Lemon Yogurt Moist Cake (Printable version)

A moist, tangy cake featuring bright lemon and creamy yogurt for a fresh, light treat.

# What You Need:

→ Wet Ingredients

01 - 1 cup plain Greek yogurt
02 - 3 large eggs
03 - 1/2 cup vegetable oil
04 - 1 cup granulated sugar
05 - Zest of 2 lemons
06 - 1/4 cup fresh lemon juice
07 - 1 teaspoon vanilla extract

→ Dry Ingredients

08 - 1 1/2 cups all-purpose flour
09 - 2 teaspoons baking powder
10 - 1/4 teaspoon salt

→ Optional Glaze

11 - 1/2 cup powdered sugar
12 - 2 to 3 teaspoons lemon juice

# How to Make It:

01 - Preheat the oven to 350°F. Grease and flour a 9x5-inch loaf pan or line it with parchment paper.
02 - In a blender, combine the Greek yogurt, eggs, vegetable oil, granulated sugar, lemon zest, lemon juice, and vanilla extract. Blend until smooth, approximately 30 seconds.
03 - Add all-purpose flour, baking powder, and salt to the blender. Pulse just until the mixture is combined, taking care not to overmix.
04 - Pour the batter into the prepared loaf pan and smooth the surface evenly.
05 - Bake for 35 to 40 minutes, or until a toothpick inserted into the center emerges clean.
06 - Allow the cake to cool in the pan for 10 minutes before transferring it to a wire rack to cool completely.
07 - Whisk powdered sugar with lemon juice until smooth.

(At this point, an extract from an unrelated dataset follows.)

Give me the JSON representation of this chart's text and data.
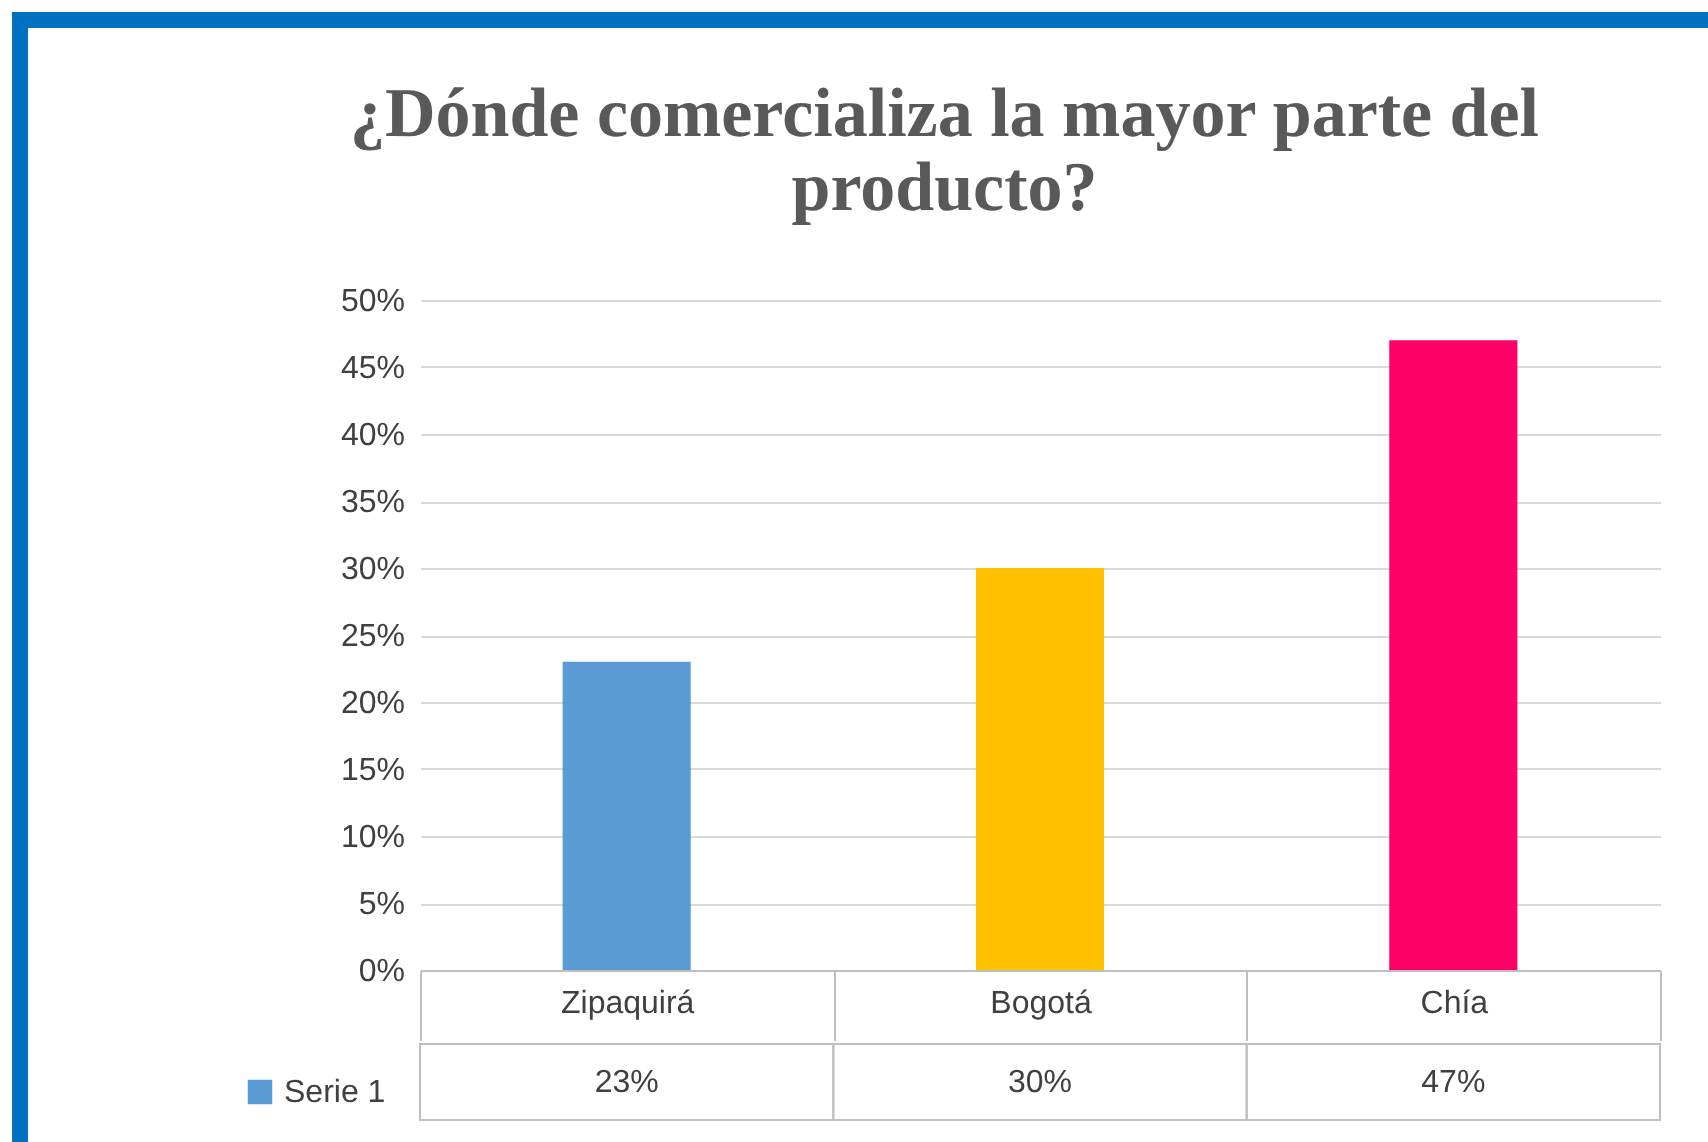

Drizzle the glaze over the cooled loaf just prior to serving.

# Expert Advice:

01 -
  • It comes together in a blender, so there's almost no mixing bowl to clean afterward.
  • The yogurt keeps it incredibly moist for days, making it perfect for meal prep or unexpected guests.
  • That tangy-sweet lemon balance tastes far more complex than the simple ingredient list suggests.
02 -
  • Don't open the oven door before 30 minutes have passed, or the cake might collapse and bake unevenly.
  • If your lemon juice is too concentrated or acidic tasting straight from the bottle, add it slowly and taste the batter to avoid making it too tart.
  • The cake tastes even better the next day when the flavors have settled and the crumb becomes even more tender.
03 -
  • Room temperature ingredients blend more smoothly and incorporate air better, so pull your eggs and yogurt out of the fridge about 30 minutes before baking.
  • A box grater with multiple hole sizes works beautifully for zest, and the small holes catch the fragrant outer layer without biting into the white pith.